Dass keine Beitragsfreiheit bestehe, sei verfassungsrechtlich auch in Ansehung andersartiger Regelungen in der gesetzlichen Rentenversicherung, welcher die Klägerin unterläge, falls sie nicht durch § 6 Abs. 1 Nr. 1 SGB VI wegen des Bestehens der berufsständischen Versorgung durch den Beklagten davon befreit wäre, nicht zu beanstanden. Art. 3 Abs. 1 in Verbindung mit dem Gebot der Familienförderung des Art. 6 Abs. 1 GG fordere keine beitragsfreie Mitgliedschaft in dem Versorgungswerk. Zwischen den Sozialleistungssystemen bestünden Unterschiede, welche die Ungleichbehandlung (noch) rechtfertigten.
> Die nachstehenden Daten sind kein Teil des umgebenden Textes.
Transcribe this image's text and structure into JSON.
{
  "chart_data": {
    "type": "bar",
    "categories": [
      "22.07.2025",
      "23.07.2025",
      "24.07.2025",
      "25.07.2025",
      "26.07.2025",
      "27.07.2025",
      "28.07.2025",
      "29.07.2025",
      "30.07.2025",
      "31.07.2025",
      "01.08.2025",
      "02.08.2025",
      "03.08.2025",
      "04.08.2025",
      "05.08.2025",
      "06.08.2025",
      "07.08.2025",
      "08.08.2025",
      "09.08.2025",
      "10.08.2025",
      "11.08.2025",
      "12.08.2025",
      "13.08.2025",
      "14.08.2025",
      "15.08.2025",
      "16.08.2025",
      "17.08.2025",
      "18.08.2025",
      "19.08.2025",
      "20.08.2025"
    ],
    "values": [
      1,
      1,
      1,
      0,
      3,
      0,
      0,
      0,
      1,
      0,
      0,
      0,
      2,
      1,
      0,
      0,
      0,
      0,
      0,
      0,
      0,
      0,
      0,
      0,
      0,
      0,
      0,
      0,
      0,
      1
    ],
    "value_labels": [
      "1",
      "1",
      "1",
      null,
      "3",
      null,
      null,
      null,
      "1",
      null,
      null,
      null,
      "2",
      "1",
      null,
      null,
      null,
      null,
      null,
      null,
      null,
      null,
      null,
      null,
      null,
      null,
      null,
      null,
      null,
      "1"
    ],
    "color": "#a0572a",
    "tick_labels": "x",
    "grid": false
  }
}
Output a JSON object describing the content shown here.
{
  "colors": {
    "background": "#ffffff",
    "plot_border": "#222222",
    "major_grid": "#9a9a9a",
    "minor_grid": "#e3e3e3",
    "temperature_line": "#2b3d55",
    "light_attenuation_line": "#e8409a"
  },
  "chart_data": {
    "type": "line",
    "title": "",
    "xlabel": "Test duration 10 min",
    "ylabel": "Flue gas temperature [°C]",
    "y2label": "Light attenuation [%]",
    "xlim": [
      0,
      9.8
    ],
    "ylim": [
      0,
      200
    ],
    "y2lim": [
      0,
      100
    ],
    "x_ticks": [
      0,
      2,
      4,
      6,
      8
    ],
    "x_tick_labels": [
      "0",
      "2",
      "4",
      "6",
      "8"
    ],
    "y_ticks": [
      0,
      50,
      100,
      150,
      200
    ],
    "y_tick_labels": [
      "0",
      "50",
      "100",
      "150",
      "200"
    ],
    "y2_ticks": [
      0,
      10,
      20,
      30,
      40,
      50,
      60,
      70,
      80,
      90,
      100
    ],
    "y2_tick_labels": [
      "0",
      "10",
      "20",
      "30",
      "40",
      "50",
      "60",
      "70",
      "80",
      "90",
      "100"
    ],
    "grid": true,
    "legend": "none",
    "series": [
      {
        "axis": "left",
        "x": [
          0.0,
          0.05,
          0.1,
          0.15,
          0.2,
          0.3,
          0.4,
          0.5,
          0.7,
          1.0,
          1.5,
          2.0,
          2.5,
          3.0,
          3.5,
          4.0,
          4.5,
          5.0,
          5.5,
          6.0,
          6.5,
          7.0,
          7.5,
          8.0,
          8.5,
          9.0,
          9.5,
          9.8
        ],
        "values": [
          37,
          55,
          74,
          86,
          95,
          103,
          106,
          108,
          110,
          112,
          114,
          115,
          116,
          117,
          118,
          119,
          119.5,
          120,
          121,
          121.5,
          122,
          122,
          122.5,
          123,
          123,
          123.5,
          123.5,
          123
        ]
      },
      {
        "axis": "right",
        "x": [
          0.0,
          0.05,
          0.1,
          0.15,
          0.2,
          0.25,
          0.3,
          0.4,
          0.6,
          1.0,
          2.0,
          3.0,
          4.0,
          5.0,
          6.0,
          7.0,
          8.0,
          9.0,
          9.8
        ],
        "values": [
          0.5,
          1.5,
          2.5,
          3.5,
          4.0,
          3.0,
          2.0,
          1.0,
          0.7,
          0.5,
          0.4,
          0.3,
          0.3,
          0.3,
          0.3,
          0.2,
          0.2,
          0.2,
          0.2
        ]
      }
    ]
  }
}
Die gesetzliche Rentenversicherung beruhe, anders als die berufsständische Versorgung der Rechtsanwälte, auf dem aus dem so genannten Generationenvertrag folgenden Umlageprinzip. Danach würden die Ausgaben eines Kalenderjahres durch die Einnahmen aus demselben Zeitraum gedeckt (§ 153 Abs. 1 SGB VI). Der Alterssicherung der Rechtsanwälte liege dagegen das so genannte offene Deckungsplanverfahren zugrunde, welches bewirke, dass die Versorgungsleistungen grundsätzlich aus den von den Mitgliedern selbst angesammelten Beiträgen finanziert würden. Die individuelle Beitragsleistung der Mitglieder erhalte damit ein höheres Gewicht als in der gesetzlichen Rentenversicherung. Der Gesetz- und Satzungsgeber der berufsständischen Versorgung dürfe daher eher auf Beitragsleistungen auch während Mutterschutz- und Kinderbetreuungszeiten bestehen als derjenige der gesetzlichen Rentenversicherung. Denn der Träger der berufsständischen Versorgung sei ausschließlich auf Beiträge der Mitglieder angewiesen. Er erhalte insbesondere keine Bundes- oder Landeszuschüsse zum Ausgleich „versicherungsfremder” Leistungen wie Rentenanwartschaften für Mutterschutz- und Kinderbetreuungszeiten, wie dies bei der gesetzlichen Rentenversicherung der Fall sei.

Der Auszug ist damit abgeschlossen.